Dans ce voyage il fallait que je m'organise en fonction de deux choses : les autres et moi. Parce que oui j'ai proposé à des membres de ma famille et quelques amis de me rejoindre s'ils le souhaitaient. Donc il fallait que, pendant ma préparation, je définisse un programme qui me satisfasse et qui puisse aussi convenir à tout le monde, un programme qui les séduisent. Pour cela j'ai coupé le parcours global en 5 tronçons de 5 jours chacun.  


Comme ça les gens pouvaient choisir de me rejoindre pour 1 tronçon (ou plus), puis de repartir en blabla car ou en train. J'ai aussi bien indiqué quel était le niveau des tronçons en termes de difficultés et du niveau du randonneur et de leurs vitesses (débutant, initié et confirmé), car il faut s’adapter au plus lent.  
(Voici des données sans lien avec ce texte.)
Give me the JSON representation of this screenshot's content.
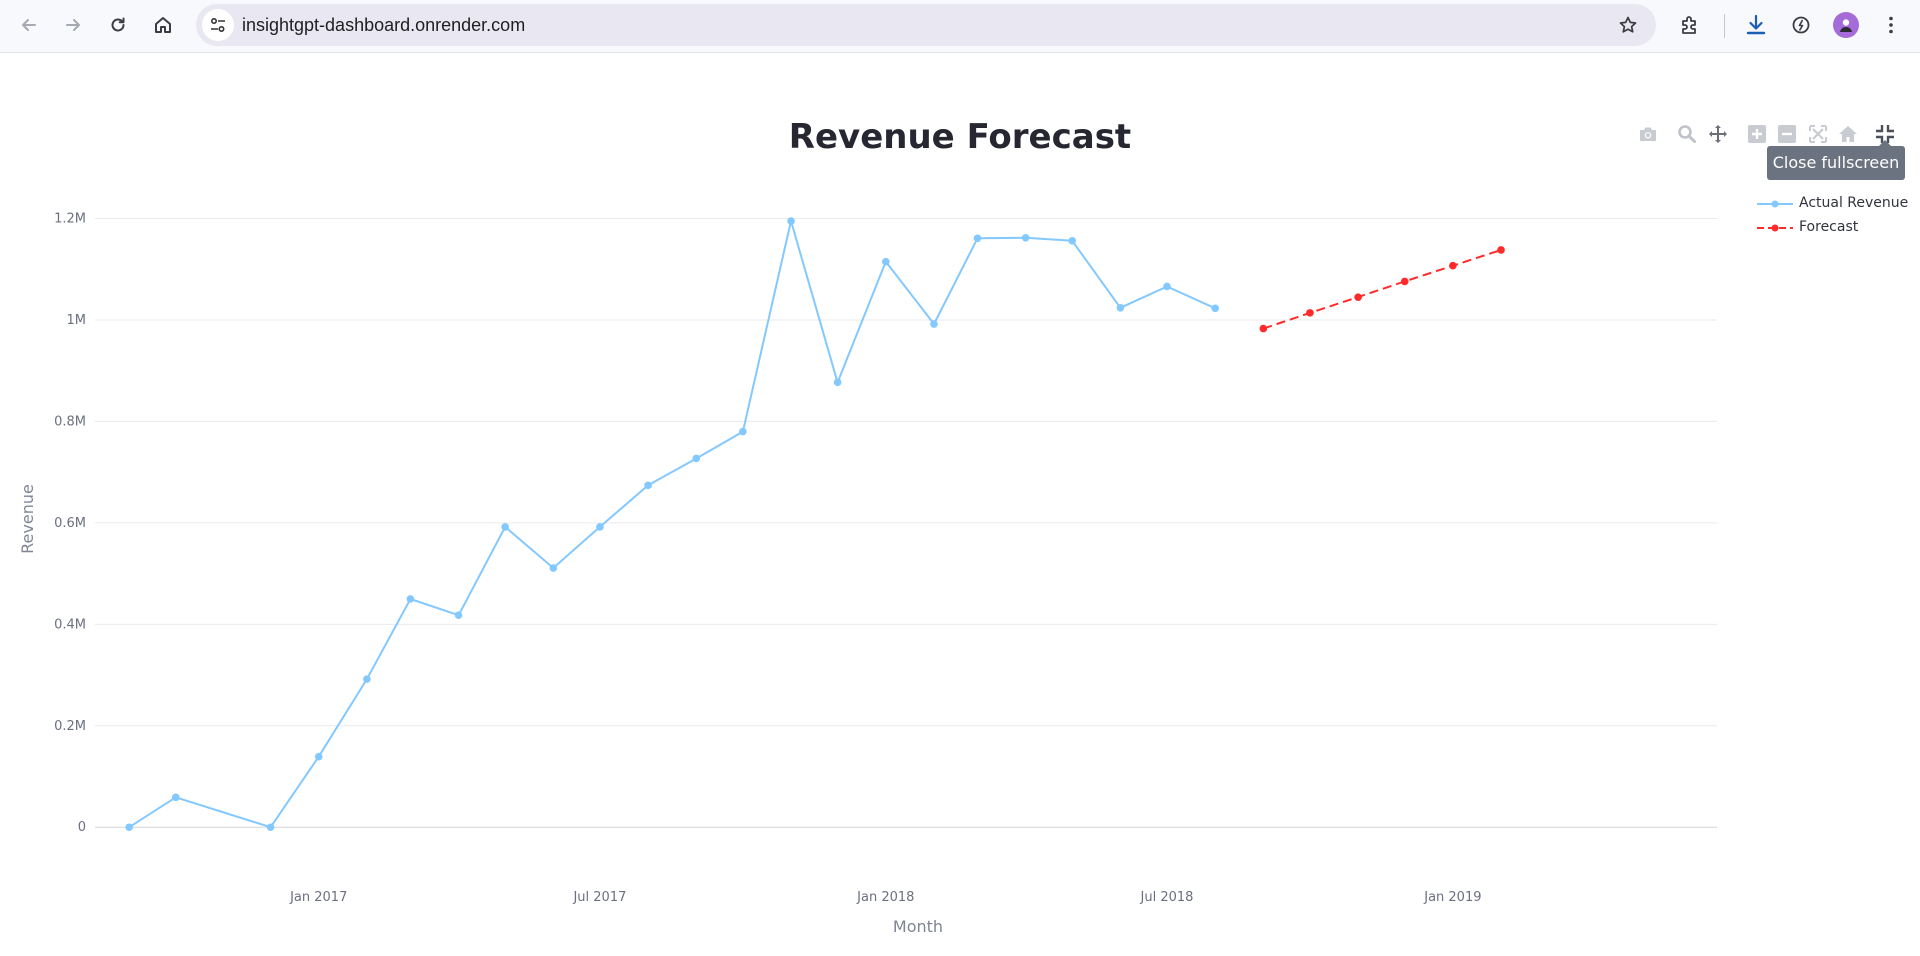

Quant à moi, je n'étais jamais parti en randonnée un mois entier comme ça, après j'étais conscient de ce dont j'étais capable. Donc ma préparation, c'était surtout de pouvoir être prêt pour l'imprévu : et ça ça m'a obligé à faire l'inventaire de tout ce que je devais amener dans mon sac pour pouvoir gérer l'imprévu (k-way, chargeur solaire,...). 
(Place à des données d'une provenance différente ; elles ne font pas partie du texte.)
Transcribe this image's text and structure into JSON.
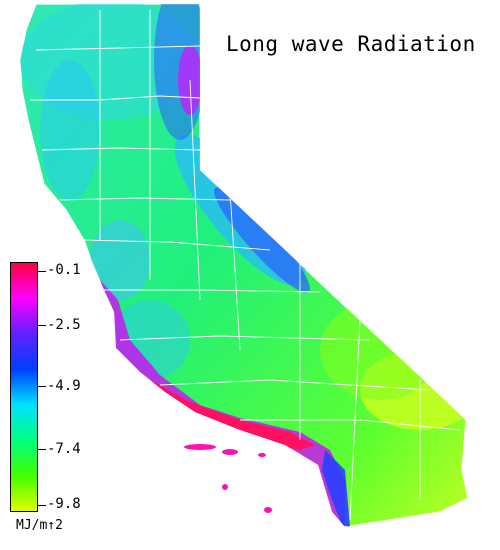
{
  "title": "Long wave Radiation",
  "legend": {
    "colors": [
      "#ff0040",
      "#ff00ff",
      "#6020ff",
      "#0040ff",
      "#00e0ff",
      "#00ff80",
      "#40ff00",
      "#e0ff00"
    ],
    "ticks": [
      "-0.1",
      "-2.5",
      "-4.9",
      "-7.4",
      "-9.8"
    ],
    "unit": "MJ/m↑2"
  },
  "map": {
    "region": "California counties",
    "palette": {
      "inland": "#18f070",
      "north": "#28e8a8",
      "mountain": "#28c8ff",
      "high": "#3060ff",
      "desert": "#90ff20",
      "coast_warm": "#ff10a0",
      "coast_magenta": "#d010f0",
      "outline": "#ffffff"
    }
  }
}
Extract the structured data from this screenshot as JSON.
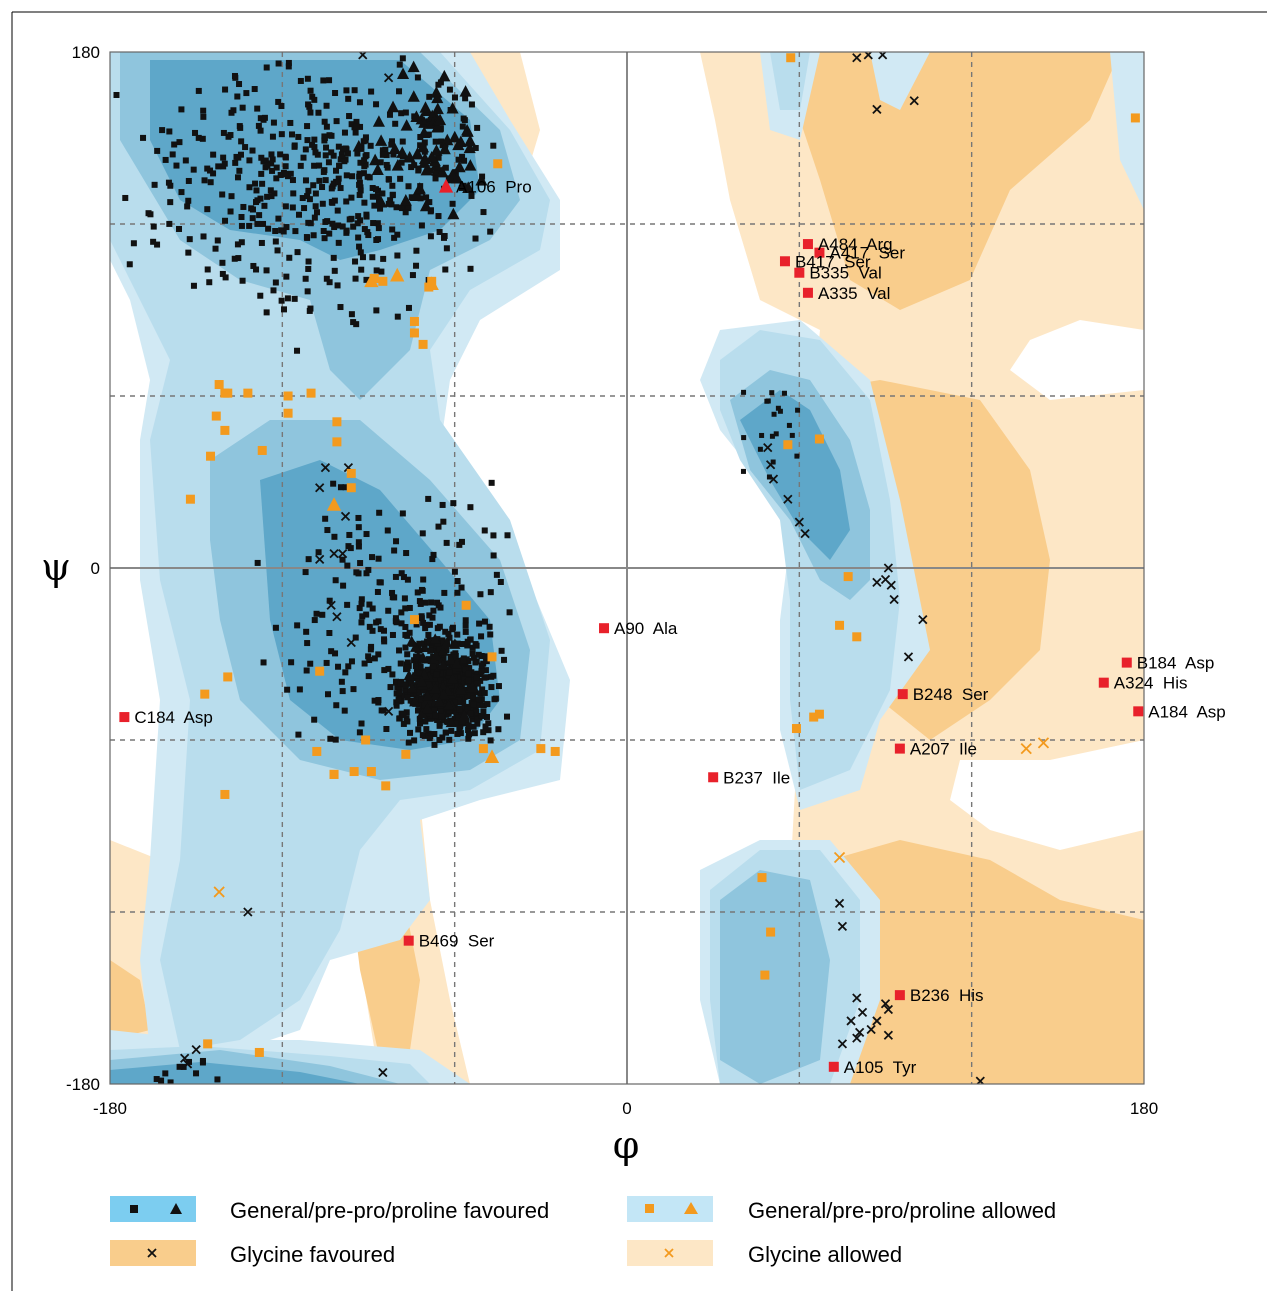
{
  "chart_data": {
    "type": "scatter",
    "xlabel": "φ",
    "ylabel": "ψ",
    "xlim": [
      -180,
      180
    ],
    "ylim": [
      -180,
      180
    ],
    "grid": "dashed every 60",
    "x_tick_labels": [
      "-180",
      "0",
      "180"
    ],
    "y_tick_labels": [
      "180",
      "0",
      "-180"
    ],
    "colors": {
      "favoured_core": "#5ea7c9",
      "favoured": "#8fc5dd",
      "allowed": "#b9dded",
      "allowed_outer": "#d1e9f4",
      "gly_favoured": "#f9cd8c",
      "gly_allowed": "#fde7c6",
      "point_favoured": "#111111",
      "point_allowed": "#f39a1e",
      "outlier": "#e8212b"
    },
    "outliers": [
      {
        "label": "A106  Pro",
        "phi": -63,
        "psi": 133,
        "shape": "triangle"
      },
      {
        "label": "A484  Arg",
        "phi": 63,
        "psi": 113,
        "shape": "square"
      },
      {
        "label": "A417  Ser",
        "phi": 67,
        "psi": 110,
        "shape": "square"
      },
      {
        "label": "B417  Ser",
        "phi": 55,
        "psi": 107,
        "shape": "square"
      },
      {
        "label": "B335  Val",
        "phi": 60,
        "psi": 103,
        "shape": "square"
      },
      {
        "label": "A335  Val",
        "phi": 63,
        "psi": 96,
        "shape": "square"
      },
      {
        "label": "A90  Ala",
        "phi": -8,
        "psi": -21,
        "shape": "square"
      },
      {
        "label": "B184  Asp",
        "phi": 174,
        "psi": -33,
        "shape": "square"
      },
      {
        "label": "A324  His",
        "phi": 166,
        "psi": -40,
        "shape": "square"
      },
      {
        "label": "A184  Asp",
        "phi": 178,
        "psi": -50,
        "shape": "square"
      },
      {
        "label": "B248  Ser",
        "phi": 96,
        "psi": -44,
        "shape": "square"
      },
      {
        "label": "C184  Asp",
        "phi": -175,
        "psi": -52,
        "shape": "square"
      },
      {
        "label": "A207  Ile",
        "phi": 95,
        "psi": -63,
        "shape": "square"
      },
      {
        "label": "B237  Ile",
        "phi": 30,
        "psi": -73,
        "shape": "square"
      },
      {
        "label": "B469  Ser",
        "phi": -76,
        "psi": -130,
        "shape": "square"
      },
      {
        "label": "B236  His",
        "phi": 95,
        "psi": -149,
        "shape": "square"
      },
      {
        "label": "A105  Tyr",
        "phi": 72,
        "psi": -174,
        "shape": "square"
      }
    ],
    "glycine_favoured_points": [
      [
        -92,
        179
      ],
      [
        -83,
        171
      ],
      [
        80,
        178
      ],
      [
        84,
        179
      ],
      [
        89,
        179
      ],
      [
        87,
        160
      ],
      [
        100,
        163
      ],
      [
        -105,
        35
      ],
      [
        -97,
        35
      ],
      [
        -107,
        28
      ],
      [
        -98,
        18
      ],
      [
        -99,
        5
      ],
      [
        -102,
        5
      ],
      [
        -107,
        3
      ],
      [
        -103,
        -13
      ],
      [
        -101,
        -17
      ],
      [
        -96,
        -26
      ],
      [
        -83,
        -50
      ],
      [
        49,
        42
      ],
      [
        50,
        36
      ],
      [
        51,
        31
      ],
      [
        56,
        24
      ],
      [
        60,
        16
      ],
      [
        62,
        12
      ],
      [
        91,
        0
      ],
      [
        90,
        -4
      ],
      [
        87,
        -5
      ],
      [
        92,
        -6
      ],
      [
        93,
        -11
      ],
      [
        103,
        -18
      ],
      [
        98,
        -31
      ],
      [
        -132,
        -120
      ],
      [
        74,
        -117
      ],
      [
        75,
        -125
      ],
      [
        80,
        -150
      ],
      [
        87,
        -158
      ],
      [
        90,
        -152
      ],
      [
        91,
        -154
      ],
      [
        78,
        -158
      ],
      [
        85,
        -161
      ],
      [
        82,
        -155
      ],
      [
        80,
        -164
      ],
      [
        91,
        -163
      ],
      [
        75,
        -166
      ],
      [
        81,
        -162
      ],
      [
        -85,
        -176
      ],
      [
        -150,
        -168
      ],
      [
        -153,
        -173
      ],
      [
        -154,
        -171
      ],
      [
        123,
        -179
      ]
    ],
    "glycine_allowed_points": [
      [
        -142,
        -113
      ],
      [
        74,
        -101
      ],
      [
        139,
        -63
      ],
      [
        145,
        -61
      ]
    ],
    "general_allowed_points": [
      [
        57,
        178
      ],
      [
        177,
        157
      ],
      [
        -45,
        141
      ],
      [
        -88,
        101
      ],
      [
        -85,
        100
      ],
      [
        -68,
        100
      ],
      [
        -69,
        98
      ],
      [
        -74,
        86
      ],
      [
        -74,
        82
      ],
      [
        -71,
        78
      ],
      [
        -142,
        64
      ],
      [
        -140,
        61
      ],
      [
        -139,
        61
      ],
      [
        -132,
        61
      ],
      [
        -110,
        61
      ],
      [
        -118,
        60
      ],
      [
        -143,
        53
      ],
      [
        -140,
        48
      ],
      [
        -118,
        54
      ],
      [
        -101,
        51
      ],
      [
        -101,
        44
      ],
      [
        -145,
        39
      ],
      [
        -96,
        33
      ],
      [
        -96,
        28
      ],
      [
        56,
        43
      ],
      [
        67,
        45
      ],
      [
        -152,
        24
      ],
      [
        -127,
        41
      ],
      [
        77,
        -3
      ],
      [
        -56,
        -13
      ],
      [
        -74,
        -18
      ],
      [
        74,
        -20
      ],
      [
        80,
        -24
      ],
      [
        -47,
        -31
      ],
      [
        -147,
        -44
      ],
      [
        -139,
        -38
      ],
      [
        -107,
        -36
      ],
      [
        -91,
        -60
      ],
      [
        -77,
        -65
      ],
      [
        -108,
        -64
      ],
      [
        -95,
        -71
      ],
      [
        -89,
        -71
      ],
      [
        -102,
        -72
      ],
      [
        -84,
        -76
      ],
      [
        -50,
        -63
      ],
      [
        -30,
        -63
      ],
      [
        -25,
        -64
      ],
      [
        65,
        -52
      ],
      [
        67,
        -51
      ],
      [
        59,
        -56
      ],
      [
        -140,
        -79
      ],
      [
        -102,
        -72
      ],
      [
        47,
        -108
      ],
      [
        50,
        -127
      ],
      [
        48,
        -142
      ],
      [
        -146,
        -166
      ],
      [
        -128,
        -169
      ]
    ],
    "general_allowed_triangles": [
      [
        -89,
        100
      ],
      [
        -80,
        102
      ],
      [
        -68,
        99
      ],
      [
        -47,
        -66
      ],
      [
        -102,
        22
      ]
    ]
  },
  "legend": {
    "items": [
      {
        "label": "General/pre-pro/proline favoured",
        "swatch": "favoured",
        "markers": [
          "square",
          "triangle"
        ]
      },
      {
        "label": "General/pre-pro/proline allowed",
        "swatch": "allowed",
        "markers": [
          "square",
          "triangle"
        ]
      },
      {
        "label": "Glycine favoured",
        "swatch": "gly_favoured",
        "markers": [
          "cross"
        ]
      },
      {
        "label": "Glycine allowed",
        "swatch": "gly_allowed",
        "markers": [
          "cross"
        ]
      }
    ]
  }
}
Une autre étape de préparation très importante concerne toutes les paperasses administratives qu'il faut  effectuer pour pouvoir s'absenter pendant un mois.

– Comment t'es tu renseigné ? Quelles ont été les différentes étapes de préparation de ton voyage ?

D'abord je suis allé sur le site moveyouralps.com qui est une mine d’information en ce qui concerne l’itinéraire, les refuges, les étapes à effectuer avant de partir, etc.. Puis je suis allé sur le site de la fédération française de randonnée : https://www.ffrandonnee.fr/ et finalement sur le site internet du GR5 : http://www.gr5.fr/gr5/index.html. Dans le cas où j'ai choisi une autonomie complète, c’est-à-dire de ne dépendre que de moi-même particulièrement en termes de nourriture, je me suis renseigné sur le type d’alimentation, sur les besoins nutritionnels nécessaires. J'avais au départ prévu de m'arrêter dans les bivouacs (ndlr : campings sans possibilité de se nourrir). J’avais également acheté une batterie solaire que je mettais sur mon sac la journée et qui me permettait de recharger mes appareils le soir (montre GPS, téléphone, caméra, etc..). Enfin, je me suis procuré l’ensemble des cartes IGN (Institut Géographique National)  du trajet, précises à 1/125 millième, pour pouvoir m’adapter au chemin et m’orienter de manière claire et précise. Je n'avais pas initialement prévu d'aller dans les refuges. Au départ je comptais camper tous les soirs. Mais j'avais prévu la somme nécessaire si on se rabattait en refuge, par exemple en cas de mauvais temps.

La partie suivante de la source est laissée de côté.